Thunderbird Fire Crew Wrestles More Than Just Forest Fires

Post date: Aug 14, 2012 3:29:41 PM

The BC Forest Service’s Thunderbird Unit Crew is an elite wildfire management crew stationed at the Alberni Regional Airport. The 20 person unit crew can be dispatched to fight forest fires all over British Columbia as well as outside the province when necessary.

When they are not away fighting fires, the Alberni Valley is very fortunate to have the crew stationed and ready throughout most of the spring and summer months. However, this past week, the fire crew did more than just protect Vancouver Island from the risk of forest fires. The Thunderbirds volunteered their time to assist the Alberni Valley Wrestling Club with their work to host the Thunder in the Valley Drag Races.

The Alberni Valley Wrestling Club is responsible for the setup, takedown and security for the big racing event. In exchange for their work the wrestling club gets the opportunity to sell 50/50 tickets at the event. Money raised goes towards helping fund the wrestling programs which are offered at all Port Alberni schools. There are a number of wrestlers who depend on the financial assistance provided through these fundraisers to attend tournaments and training opportunities throughout the season. With a large portion of the AVWC athletes, coaches, and supporters on a cultural exchange to Europe; the Wrestling club was short a few volunteers.

“The drag races are a big event for our wrestling club.
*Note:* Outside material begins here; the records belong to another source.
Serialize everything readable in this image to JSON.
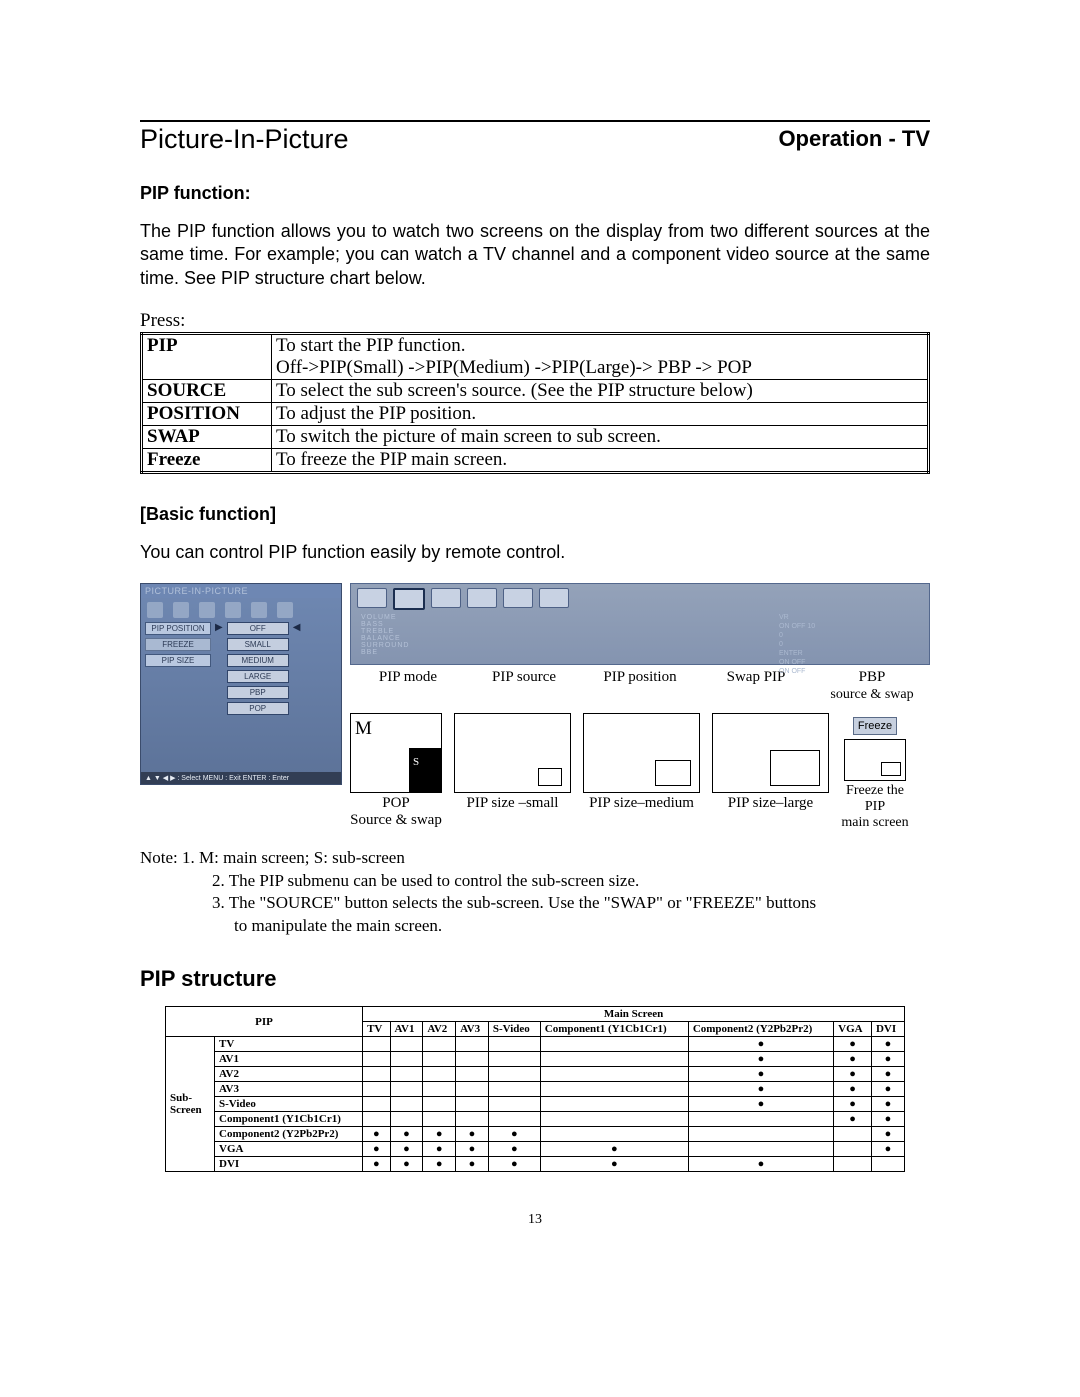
{
  "header": {
    "operation": "Operation - TV"
  },
  "title": "Picture-In-Picture",
  "pip_function_label": "PIP function:",
  "pip_function_text": "The PIP function allows you to watch two screens on the display from two different sources at the same time.  For example; you can watch a TV channel and a component video source at the same time.  See PIP structure chart below.",
  "press_label": "Press:",
  "func_table": [
    {
      "key": "PIP",
      "desc_line1": "To start the PIP function.",
      "desc_line2": "Off->PIP(Small) ->PIP(Medium) ->PIP(Large)-> PBP -> POP"
    },
    {
      "key": "SOURCE",
      "desc_line1": "To select the sub screen's source. (See the PIP structure below)"
    },
    {
      "key": "POSITION",
      "desc_line1": "To adjust the PIP position."
    },
    {
      "key": "SWAP",
      "desc_line1": "To switch the picture of main screen to sub screen."
    },
    {
      "key": "Freeze",
      "desc_line1": "To freeze the PIP main screen."
    }
  ],
  "basic_function_label": "[Basic function]",
  "basic_function_text": "You can control PIP function easily by remote control.",
  "remote": {
    "header": "PICTURE-IN-PICTURE",
    "left_buttons": [
      "PIP POSITION",
      "FREEZE",
      "PIP SIZE"
    ],
    "options": [
      "OFF",
      "SMALL",
      "MEDIUM",
      "LARGE",
      "PBP",
      "POP"
    ],
    "footer": "▲ ▼ ◀ ▶ : Select   MENU : Exit   ENTER : Enter"
  },
  "osd": {
    "left_lines": [
      "VOLUME",
      "BASS",
      "TREBLE",
      "BALANCE",
      "SURROUND",
      "BBE"
    ],
    "right_lines": [
      "VR",
      "ON    OFF    10",
      "0",
      "0",
      "ENTER",
      "ON    OFF",
      "ON    OFF"
    ]
  },
  "mode_labels": [
    "PIP mode",
    "PIP source",
    "PIP position",
    "Swap PIP",
    "PBP"
  ],
  "pbp_sub": "source & swap",
  "diagrams": {
    "pop": {
      "title": "POP",
      "sub": "Source & swap",
      "m": "M",
      "s": "S"
    },
    "small": "PIP size –small",
    "medium": "PIP size–medium",
    "large": "PIP size–large",
    "freeze_btn": "Freeze",
    "freeze_line1": "Freeze the PIP",
    "freeze_line2": "main screen"
  },
  "notes": {
    "n1": "Note: 1. M: main screen; S: sub-screen",
    "n2": "2. The PIP submenu can be used to control the sub-screen size.",
    "n3a": "3. The \"SOURCE\" button selects the sub-screen.  Use the  \"SWAP\" or \"FREEZE\" buttons",
    "n3b": "to manipulate the main screen."
  },
  "pip_structure_heading": "PIP structure",
  "matrix": {
    "corner": "PIP",
    "main_header": "Main Screen",
    "sub_header": "Sub-Screen",
    "cols": [
      "TV",
      "AV1",
      "AV2",
      "AV3",
      "S-Video",
      "Component1 (Y1Cb1Cr1)",
      "Component2 (Y2Pb2Pr2)",
      "VGA",
      "DVI"
    ],
    "rows": [
      {
        "label": "TV",
        "dots": [
          "",
          "",
          "",
          "",
          "",
          "",
          "●",
          "●",
          "●"
        ]
      },
      {
        "label": "AV1",
        "dots": [
          "",
          "",
          "",
          "",
          "",
          "",
          "●",
          "●",
          "●"
        ]
      },
      {
        "label": "AV2",
        "dots": [
          "",
          "",
          "",
          "",
          "",
          "",
          "●",
          "●",
          "●"
        ]
      },
      {
        "label": "AV3",
        "dots": [
          "",
          "",
          "",
          "",
          "",
          "",
          "●",
          "●",
          "●"
        ]
      },
      {
        "label": "S-Video",
        "dots": [
          "",
          "",
          "",
          "",
          "",
          "",
          "●",
          "●",
          "●"
        ]
      },
      {
        "label": "Component1 (Y1Cb1Cr1)",
        "dots": [
          "",
          "",
          "",
          "",
          "",
          "",
          "",
          "●",
          "●"
        ]
      },
      {
        "label": "Component2 (Y2Pb2Pr2)",
        "dots": [
          "●",
          "●",
          "●",
          "●",
          "●",
          "",
          "",
          "",
          "●"
        ]
      },
      {
        "label": "VGA",
        "dots": [
          "●",
          "●",
          "●",
          "●",
          "●",
          "●",
          "",
          "",
          "●"
        ]
      },
      {
        "label": "DVI",
        "dots": [
          "●",
          "●",
          "●",
          "●",
          "●",
          "●",
          "●",
          "",
          ""
        ]
      }
    ]
  },
  "page_number": "13",
  "colors": {
    "panel_bg_top": "#6f88b2",
    "panel_bg_bot": "#5c7298",
    "btn_bg": "#a9b9d2",
    "opt_bg": "#c4cedf"
  }
}
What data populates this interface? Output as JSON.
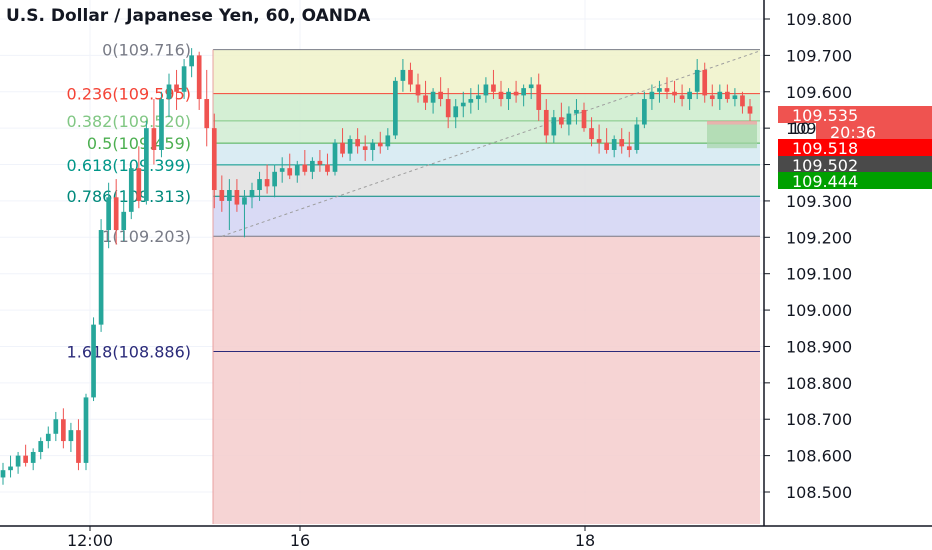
{
  "chart_data": {
    "type": "candlestick",
    "title": "U.S. Dollar / Japanese Yen, 60, OANDA",
    "ylim": [
      108.43,
      109.86
    ],
    "y_ticks": [
      "109.800",
      "109.700",
      "109.600",
      "109.500",
      "109.400",
      "109.300",
      "109.200",
      "109.100",
      "109.000",
      "108.900",
      "108.800",
      "108.700",
      "108.600",
      "108.500"
    ],
    "x_ticks": [
      "12:00",
      "16",
      "18"
    ],
    "grid": true,
    "colors": {
      "up": "#26a69a",
      "down": "#ef5350",
      "text": "#131722",
      "axis": "#131722"
    },
    "fib_levels": [
      {
        "ratio": "0",
        "price": 109.716,
        "label": "0(109.716)",
        "color": "#787b86",
        "fill": "#f4cccc"
      },
      {
        "ratio": "0.236",
        "price": 109.595,
        "label": "0.236(109.595)",
        "color": "#f44336",
        "fill": "#f0f2c9"
      },
      {
        "ratio": "0.382",
        "price": 109.52,
        "label": "0.382(109.520)",
        "color": "#81c784",
        "fill": "#cdeccc"
      },
      {
        "ratio": "0.5",
        "price": 109.459,
        "label": "0.5(109.459)",
        "color": "#4caf50",
        "fill": "#d0ecd2"
      },
      {
        "ratio": "0.618",
        "price": 109.399,
        "label": "0.618(109.399)",
        "color": "#009688",
        "fill": "#d4e9f1"
      },
      {
        "ratio": "0.786",
        "price": 109.313,
        "label": "0.786(109.313)",
        "color": "#00897b",
        "fill": "#e1e1e1"
      },
      {
        "ratio": "1",
        "price": 109.203,
        "label": "1(109.203)",
        "color": "#787b86",
        "fill": "#d2d3f3"
      },
      {
        "ratio": "1.618",
        "price": 108.886,
        "label": "1.618(108.886)",
        "color": "#2b2b7a",
        "fill": "#f4cccc"
      }
    ],
    "price_tags": [
      {
        "label": "109.535",
        "price": 109.535,
        "color": "#ef5350"
      },
      {
        "label": "20:36",
        "price": 109.5,
        "color": "#ef5350"
      },
      {
        "label": "109.518",
        "price": 109.468,
        "color": "#ff0000"
      },
      {
        "label": "109.502",
        "price": 109.436,
        "color": "#4a4a4a"
      },
      {
        "label": "109.444",
        "price": 109.404,
        "color": "#00a000"
      }
    ],
    "candles": [
      [
        108.54,
        108.58,
        108.52,
        108.56
      ],
      [
        108.56,
        108.6,
        108.54,
        108.57
      ],
      [
        108.57,
        108.61,
        108.55,
        108.6
      ],
      [
        108.6,
        108.63,
        108.57,
        108.58
      ],
      [
        108.58,
        108.62,
        108.56,
        108.61
      ],
      [
        108.61,
        108.65,
        108.59,
        108.64
      ],
      [
        108.64,
        108.68,
        108.62,
        108.66
      ],
      [
        108.66,
        108.72,
        108.64,
        108.7
      ],
      [
        108.7,
        108.73,
        108.62,
        108.64
      ],
      [
        108.64,
        108.69,
        108.61,
        108.67
      ],
      [
        108.67,
        108.7,
        108.56,
        108.58
      ],
      [
        108.58,
        108.77,
        108.56,
        108.76
      ],
      [
        108.76,
        108.98,
        108.75,
        108.96
      ],
      [
        108.96,
        109.25,
        108.94,
        109.22
      ],
      [
        109.22,
        109.35,
        109.17,
        109.31
      ],
      [
        109.31,
        109.36,
        109.18,
        109.22
      ],
      [
        109.22,
        109.33,
        109.19,
        109.27
      ],
      [
        109.27,
        109.4,
        109.25,
        109.39
      ],
      [
        109.39,
        109.45,
        109.28,
        109.3
      ],
      [
        109.3,
        109.52,
        109.29,
        109.5
      ],
      [
        109.5,
        109.58,
        109.4,
        109.44
      ],
      [
        109.44,
        109.6,
        109.42,
        109.58
      ],
      [
        109.58,
        109.65,
        109.53,
        109.62
      ],
      [
        109.62,
        109.66,
        109.55,
        109.6
      ],
      [
        109.6,
        109.69,
        109.58,
        109.67
      ],
      [
        109.67,
        109.72,
        109.64,
        109.7
      ],
      [
        109.7,
        109.71,
        109.55,
        109.58
      ],
      [
        109.58,
        109.66,
        109.45,
        109.5
      ],
      [
        109.5,
        109.54,
        109.28,
        109.33
      ],
      [
        109.33,
        109.37,
        109.27,
        109.3
      ],
      [
        109.3,
        109.36,
        109.22,
        109.33
      ],
      [
        109.33,
        109.36,
        109.27,
        109.29
      ],
      [
        109.29,
        109.33,
        109.2,
        109.31
      ],
      [
        109.31,
        109.35,
        109.28,
        109.33
      ],
      [
        109.33,
        109.38,
        109.3,
        109.36
      ],
      [
        109.36,
        109.4,
        109.32,
        109.34
      ],
      [
        109.34,
        109.4,
        109.31,
        109.38
      ],
      [
        109.38,
        109.42,
        109.35,
        109.39
      ],
      [
        109.39,
        109.43,
        109.36,
        109.37
      ],
      [
        109.37,
        109.41,
        109.35,
        109.4
      ],
      [
        109.4,
        109.44,
        109.37,
        109.38
      ],
      [
        109.38,
        109.42,
        109.36,
        109.41
      ],
      [
        109.41,
        109.44,
        109.38,
        109.4
      ],
      [
        109.4,
        109.43,
        109.37,
        109.38
      ],
      [
        109.38,
        109.47,
        109.37,
        109.46
      ],
      [
        109.46,
        109.5,
        109.42,
        109.43
      ],
      [
        109.43,
        109.48,
        109.41,
        109.47
      ],
      [
        109.47,
        109.5,
        109.43,
        109.45
      ],
      [
        109.45,
        109.48,
        109.41,
        109.44
      ],
      [
        109.44,
        109.47,
        109.41,
        109.46
      ],
      [
        109.46,
        109.49,
        109.43,
        109.45
      ],
      [
        109.45,
        109.5,
        109.44,
        109.48
      ],
      [
        109.48,
        109.64,
        109.47,
        109.63
      ],
      [
        109.63,
        109.69,
        109.6,
        109.66
      ],
      [
        109.66,
        109.68,
        109.6,
        109.62
      ],
      [
        109.62,
        109.65,
        109.57,
        109.59
      ],
      [
        109.59,
        109.63,
        109.55,
        109.57
      ],
      [
        109.57,
        109.61,
        109.54,
        109.6
      ],
      [
        109.6,
        109.64,
        109.56,
        109.58
      ],
      [
        109.58,
        109.61,
        109.5,
        109.53
      ],
      [
        109.53,
        109.58,
        109.5,
        109.56
      ],
      [
        109.56,
        109.6,
        109.53,
        109.57
      ],
      [
        109.57,
        109.61,
        109.54,
        109.58
      ],
      [
        109.58,
        109.62,
        109.55,
        109.59
      ],
      [
        109.59,
        109.64,
        109.57,
        109.62
      ],
      [
        109.62,
        109.66,
        109.58,
        109.6
      ],
      [
        109.6,
        109.63,
        109.56,
        109.58
      ],
      [
        109.58,
        109.61,
        109.55,
        109.6
      ],
      [
        109.6,
        109.63,
        109.57,
        109.59
      ],
      [
        109.59,
        109.62,
        109.56,
        109.61
      ],
      [
        109.61,
        109.64,
        109.58,
        109.62
      ],
      [
        109.62,
        109.65,
        109.52,
        109.55
      ],
      [
        109.55,
        109.58,
        109.46,
        109.48
      ],
      [
        109.48,
        109.55,
        109.46,
        109.53
      ],
      [
        109.53,
        109.57,
        109.5,
        109.51
      ],
      [
        109.51,
        109.56,
        109.48,
        109.54
      ],
      [
        109.54,
        109.58,
        109.51,
        109.55
      ],
      [
        109.55,
        109.57,
        109.49,
        109.5
      ],
      [
        109.5,
        109.53,
        109.45,
        109.47
      ],
      [
        109.47,
        109.51,
        109.43,
        109.46
      ],
      [
        109.46,
        109.5,
        109.43,
        109.44
      ],
      [
        109.44,
        109.48,
        109.42,
        109.47
      ],
      [
        109.47,
        109.5,
        109.43,
        109.45
      ],
      [
        109.45,
        109.49,
        109.42,
        109.44
      ],
      [
        109.44,
        109.53,
        109.43,
        109.51
      ],
      [
        109.51,
        109.6,
        109.5,
        109.58
      ],
      [
        109.58,
        109.62,
        109.55,
        109.6
      ],
      [
        109.6,
        109.63,
        109.57,
        109.61
      ],
      [
        109.61,
        109.64,
        109.58,
        109.6
      ],
      [
        109.6,
        109.63,
        109.57,
        109.59
      ],
      [
        109.59,
        109.62,
        109.56,
        109.58
      ],
      [
        109.58,
        109.61,
        109.55,
        109.6
      ],
      [
        109.6,
        109.69,
        109.58,
        109.66
      ],
      [
        109.66,
        109.68,
        109.57,
        109.59
      ],
      [
        109.59,
        109.62,
        109.56,
        109.58
      ],
      [
        109.58,
        109.62,
        109.55,
        109.6
      ],
      [
        109.6,
        109.62,
        109.57,
        109.58
      ],
      [
        109.58,
        109.61,
        109.56,
        109.59
      ],
      [
        109.59,
        109.6,
        109.54,
        109.56
      ],
      [
        109.56,
        109.58,
        109.52,
        109.54
      ]
    ]
  }
}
I wasn’t sure how we were going to manage with a big chunk of our group away at the Olympics. I was phoning, emailing, and sweet talking just about anyone I knew into taking a volunteer shift,” stated wrestling coach and volunteer organizer James Messenger.

The Thunderbird Fire Crew who happened to be stationed at the airport, heard about the wrestling club’s predicament and came to the rescue.

“The Thunderbirds definitely saved us,” noted Messenger. “They brought their crew in to assist us with the setup on Friday. I thought that was awesome and more than we could ever ask for. I guess you have to be pretty physically fit to fight forest fires. They got setup done in record time… Then a number of the crew heard we were short volunteers for security. When they heard this, a bunch of the fire crew signed up, on their days off, to help fill vacant shifts on Saturday and Sunday.”

The only thing the Thunderbirds wanted in return.

“We just wanted to know that our work would go towards supporting kids doing healthy activities in the community,” commented Thunderbird crew leader Dean Neville. “If our work can provide financial assistance to a wrestler in need: than it’s all worth it. A few members of our crew, including myself, wrestled in high school and almost everyone played a sport of some kind. We realize how much these work activities are essential in developing young adults as well as financially supporting their efforts. Our crew felt honored to be able to give back to the community since it plays host to most of our crew members during the fire season.”

The Thunderbirds were only able to provide help assuming no forest fires needed attending. Fortunately, despite the dry conditions, there were no major fires over the weekend. With the warm weather forecasted and the fire risk increasing, it is doubtful that it will be too long before the Thunderbird Unit Crew is called into forest fire action again. A reminder to stay informed with the local fire prohibitions and area restrictions and to report wildfires throughout the remainder of the fire season.